Comment 60 for bug 1493303

Revision history for this message
OpenStack Infra (hudson-openstack) wrote : Fix merged to swift (master)

Reviewed: https://review.openstack.org/270233
Committed: https://git.openstack.org/cgit/openstack/swift/commit/?id=58359269b0e971e52f0eb7f97221566ca2148014
Submitter: Jenkins
Branch: master

commit 58359269b0e971e52f0eb7f97221566ca2148014
Author: Samuel Merritt <email address hidden>
Date: Tue Dec 8 16:36:05 2015 -0800

    Fix memory/socket leak in proxy on truncated SLO/DLO GET

    When a client disconnected while consuming an SLO or DLO GET response,
    the proxy would leak a socket. This could be observed via strace as a
    socket that had shutdown() called on it, but was never closed. It
    could also be observed by counting entries in /proc/<pid>/fd, where
    <pid> is the pid of a proxy server worker process.

    This is due to a memory leak in SegmentedIterable. A SegmentedIterable
    has an 'app_iter' attribute, which is a generator. That generator
    references 'self' (the SegmentedIterable object). This creates a
    cyclic reference: the generator refers to the SegmentedIterable, and
    the SegmentedIterable refers to the generator.

    Python can normally handle cyclic garbage; reference counting won't
    reclaim it, but the garbage collector will. However, objects with
    finalizers will stop the garbage collector from collecting them* and
    the cycle of which they are part.

    For most objects, "has finalizer" is synonymous with "has a __del__
    method". However, a generator has a finalizer once it's started
    running and before it finishes: basically, while it has stack frames
    associated with it**.

    When a client disconnects mid-stream, we get a memory leak. We have
    our SegmentedIterable object (call it "si"), and its associated
    generator. si.app_iter is the generator, and the generator closes over
    si, so we have a cycle; and the generator has started but not yet
    finished, so the generator needs finalization; hence, the garbage
    collector won't ever clean it up.

    The socket leak comes in because the generator *also* refers to the
    request's WSGI environment, which contains wsgi.input, which
    ultimately refers to a _socket object from the standard
    library. Python's _socket objects only close their underlying file
    descriptor when their reference counts fall to 0***.
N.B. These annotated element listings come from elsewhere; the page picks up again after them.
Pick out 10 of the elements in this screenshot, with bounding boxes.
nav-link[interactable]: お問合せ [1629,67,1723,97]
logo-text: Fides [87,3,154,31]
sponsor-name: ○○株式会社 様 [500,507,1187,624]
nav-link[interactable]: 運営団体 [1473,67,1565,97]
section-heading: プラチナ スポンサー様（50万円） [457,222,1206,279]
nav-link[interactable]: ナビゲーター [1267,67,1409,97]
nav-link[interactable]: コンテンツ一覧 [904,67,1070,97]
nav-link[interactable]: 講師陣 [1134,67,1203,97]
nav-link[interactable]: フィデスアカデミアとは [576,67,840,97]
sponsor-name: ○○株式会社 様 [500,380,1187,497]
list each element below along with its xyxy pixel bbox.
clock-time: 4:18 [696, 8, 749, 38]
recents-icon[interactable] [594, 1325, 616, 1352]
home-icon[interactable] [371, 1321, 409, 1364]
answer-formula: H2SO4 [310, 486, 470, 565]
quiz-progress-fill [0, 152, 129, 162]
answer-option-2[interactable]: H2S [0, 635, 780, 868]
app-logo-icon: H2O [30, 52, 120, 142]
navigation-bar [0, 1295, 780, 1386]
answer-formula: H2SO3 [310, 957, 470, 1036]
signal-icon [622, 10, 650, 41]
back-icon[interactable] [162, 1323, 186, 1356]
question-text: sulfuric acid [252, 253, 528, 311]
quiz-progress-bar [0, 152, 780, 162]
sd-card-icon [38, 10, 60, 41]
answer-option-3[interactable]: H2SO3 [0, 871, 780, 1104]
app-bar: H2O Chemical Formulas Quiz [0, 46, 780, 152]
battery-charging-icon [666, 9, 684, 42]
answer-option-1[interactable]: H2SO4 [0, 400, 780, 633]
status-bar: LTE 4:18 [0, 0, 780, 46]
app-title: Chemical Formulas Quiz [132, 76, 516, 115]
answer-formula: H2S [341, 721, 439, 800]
    This commit makes SegmentedIterable.close() call
    self.app_iter.close(), thereby unwinding its generator's stack and
    making it eligible for garbage collection.

    * in Python < 3.4, at least. See PEP 442.

    ** see PyGen_NeedsFinalizing() in Objects/genobject.c and also
       has_finalizer() in Modules/gcmodule.c in Python.

    *** see sock_dealloc() in Modules/socketmodule.c in Python. See
        sock_close() in the same file for the other half of the sad story.

    This closes CVE-2016-0738.

    Closes-Bug: 1493303

    Co-Authored-By: Kota Tsuyuzaki <email address hidden>

    Change-Id: Ib86c4c45641485ce1034212bf6f53bb84f02f612